April 11, 2016 09:57 IST

The contraction in merchandise exports ease to a single digit on a year-on-year basis in the March quarter.

RBI

 

Last week, the Reserve Bank of India’s monetary policy report said global economic activity had slackened further and international trade remains subdued, while downside risks had increased.

Weak demand and soft commodity prices have rekindled fear of deflation in some key advanced economies, prompting renewed divergence in monetary policy stances.

With fragile domestic fundamentals, emerging market economies remain vulnerable to swings in market sentiment and capital outflow, said the report.

However, RBI took no specific steps to help exporters in such a difficult situation.

Perhaps it feels enough has been done already by extending the interest equalisation scheme on pre-shipment and post-shipment rupee export credit for five years, with effect from April 2015, for micro, small and medium enterprises, and 416 tariff lines.

The contraction in merchandise exports ease to a single digit on a year-on-year basis in the March quarter.

Net export turned to a positive 0.1 per cent, falling 1.5 per cent as compared to imports going down by 1.6 per cent.

Also, export revival has more to do with competitiveness and not minor concessions.

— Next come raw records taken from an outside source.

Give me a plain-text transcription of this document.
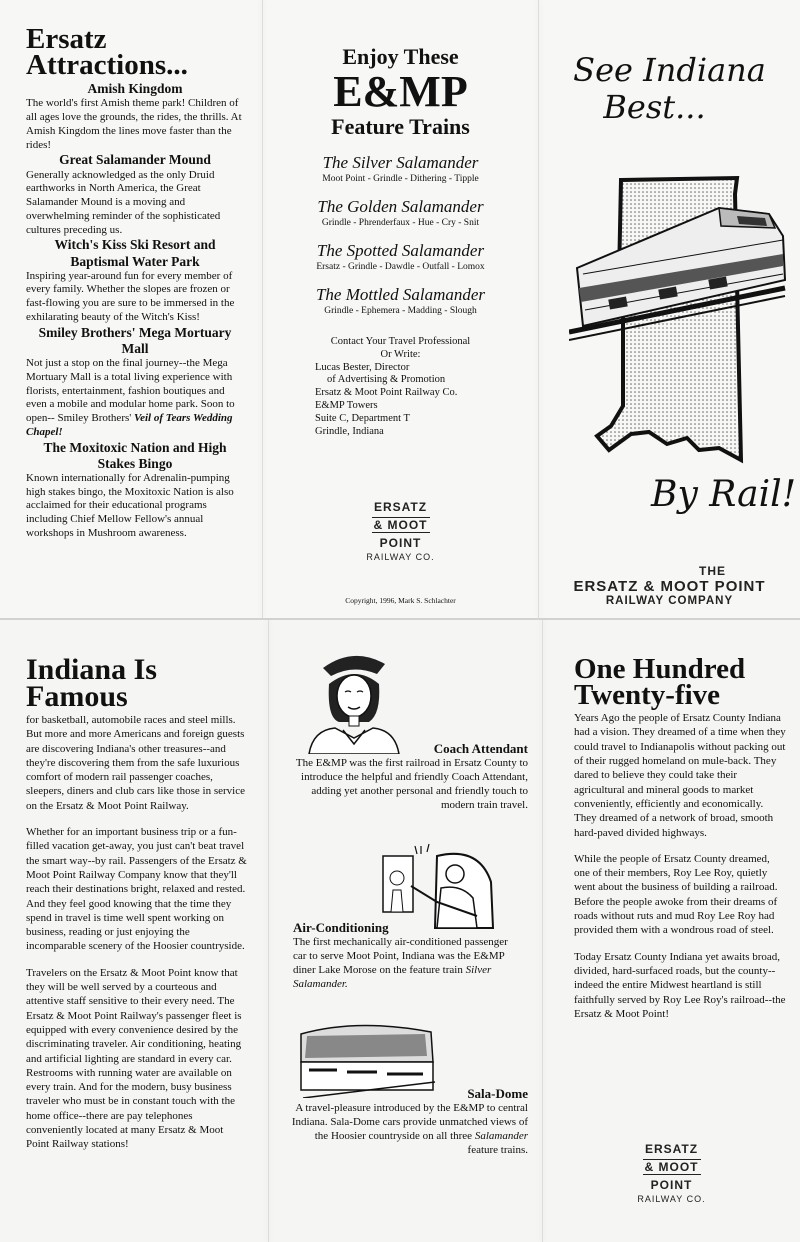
Ersatz
Attractions...
Amish Kingdom
The world's first Amish theme park! Children of all ages love the grounds, the rides, the thrills. At Amish Kingdom the lines move faster than the rides!
Great Salamander Mound
Generally acknowledged as the only Druid earthworks in North America, the Great Salamander Mound is a moving and overwhelming reminder of the sophisticated cultures preceding us.
Witch's Kiss Ski Resort and Baptismal Water Park
Inspiring year-around fun for every member of every family. Whether the slopes are frozen or fast-flowing you are sure to be immersed in the exhilarating beauty of the Witch's Kiss!
Smiley Brothers' Mega Mortuary Mall
Not just a stop on the final journey--the Mega Mortuary Mall is a total living experience with florists, entertainment, fashion boutiques and even a mobile and modular home park. Soon to open-- Smiley Brothers' Veil of Tears Wedding Chapel!
The Moxitoxic Nation and High Stakes Bingo
Known internationally for Adrenalin-pumping high stakes bingo, the Moxitoxic Nation is also acclaimed for their educational programs including Chief Mellow Fellow's annual workshops in Mushroom awareness.
Enjoy These
E&MP
Feature Trains
The Silver Salamander
Moot Point - Grindle - Dithering - Tipple
The Golden Salamander
Grindle - Phrenderfaux - Hue - Cry - Snit
The Spotted Salamander
Ersatz - Grindle - Dawdle - Outfall - Lomox
The Mottled Salamander
Grindle - Ephemera - Madding - Slough
Contact Your Travel Professional
Or Write:
Lucas Bester, Director
of Advertising & Promotion
Ersatz & Moot Point Railway Co.
E&MP Towers
Suite C, Department T
Grindle, Indiana
ERSATZ
& MOOT
POINT

RAILWAY CO.
Copyright, 1996, Mark S. Schlachter
See Indiana
Best...
By Rail!
THE
ERSATZ & MOOT POINT
RAILWAY COMPANY
Indiana Is
Famous
for basketball, automobile races and steel mills. But more and more Americans and foreign guests are discovering Indiana's other treasures--and they're discovering them from the safe luxurious comfort of modern rail passenger coaches, sleepers, diners and club cars like those in service on the Ersatz & Moot Point Railway.
Whether for an important business trip or a fun-filled vacation get-away, you just can't beat travel the smart way--by rail. Passengers of the Ersatz & Moot Point Railway Company know that they'll reach their destinations bright, relaxed and rested. And they feel good knowing that the time they spend in travel is time well spent working on business, reading or just enjoying the incomparable scenery of the Hoosier countryside.
Travelers on the Ersatz & Moot Point know that they will be well served by a courteous and attentive staff sensitive to their every need. The Ersatz & Moot Point Railway's passenger fleet is equipped with every convenience desired by the discriminating traveler. Air conditioning, heating and artificial lighting are standard in every car. Restrooms with running water are available on every train. And for the modern, busy business traveler who must be in constant touch with the home office--there are pay telephones conveniently located at many Ersatz & Moot Point Railway stations!
Coach Attendant
The E&MP was the first railroad in Ersatz County to introduce the helpful and friendly Coach Attendant, adding yet another personal and friendly touch to modern train travel.
Air-Conditioning
The first mechanically air-conditioned passenger car to serve Moot Point, Indiana was the E&MP diner Lake Morose on the feature train Silver Salamander.
Sala-Dome
A travel-pleasure introduced by the E&MP to central Indiana. Sala-Dome cars provide unmatched views of the Hoosier countryside on all three Salamander feature trains.
One Hundred
Twenty-five
Years Ago the people of Ersatz County Indiana had a vision. They dreamed of a time when they could travel to Indianapolis without packing out of their rugged homeland on mule-back. They dared to believe they could take their agricultural and mineral goods to market conveniently, efficiently and economically. They dreamed of a network of broad, smooth hard-paved divided highways.
While the people of Ersatz County dreamed, one of their members, Roy Lee Roy, quietly went about the business of building a railroad. Before the people awoke from their dreams of roads without ruts and mud Roy Lee Roy had provided them with a wondrous road of steel.
Today Ersatz County Indiana yet awaits broad, divided, hard-surfaced roads, but the county--indeed the entire Midwest heartland is still faithfully served by Roy Lee Roy's railroad--the Ersatz & Moot Point!
ERSATZ
& MOOT
POINT

RAILWAY CO.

So, RBI might feel nothing much needs to be done by it.

At the first meeting of the newly-constituted Board of Trade, one of the members, Ramu Deora, asked for interest on the Exchange Earner’s Foreign Currency account that exporters maintain. He says this facility, available earlier but withdrawn in 2008, deserves to be brought back.

A nominal interest of Libor plus 100 basis points on EEFC balances can help exporters cope with the high cost of credit and minimise loss due to currency volatility.

Banks can lend the EEFC balances to exporters at Libor plus 150 bps, making it easier for exporters to get credit and banks to make a nominal profit, he says.

RBI could look afresh at this suggestion.

Of course, if this interest on EEFC accounts is taxed, that will take away part of the benefits to exporters.

In fact, when the facility of interest on EEFC accounts was available, many exporters claimed a deduction on this, as business income related to exports under Section 80 HHC of the Income Tax Act. 

However, the authorities disallowed such claims and much litigation on this issue is pending in various courts.

The matter has not acquired finality, as different courts have come out with different judgments.

The finance ministry says it is committed to a non-adversarial tax regime.

RBI has asked banks to simplify procedures so as to provide timely and adequate credit to exporters.

And, to render essential customer services on procedural formalities and export opportunities to clients.

Banks have been asked to open export counsel offices to guide exporters, particularly the small ones and those taking up non-traditional export.

However, these instructions do not seem to be working very well in all banks.

In particular, small exporters are facing more problems, especially when their export proceeds are delayed.

So, RBI should monitor export credit offtake and how well banks implement its instruction.

The present procedure to monitor realisation of export proceeds for every shipment above $25,000 also deserves a review.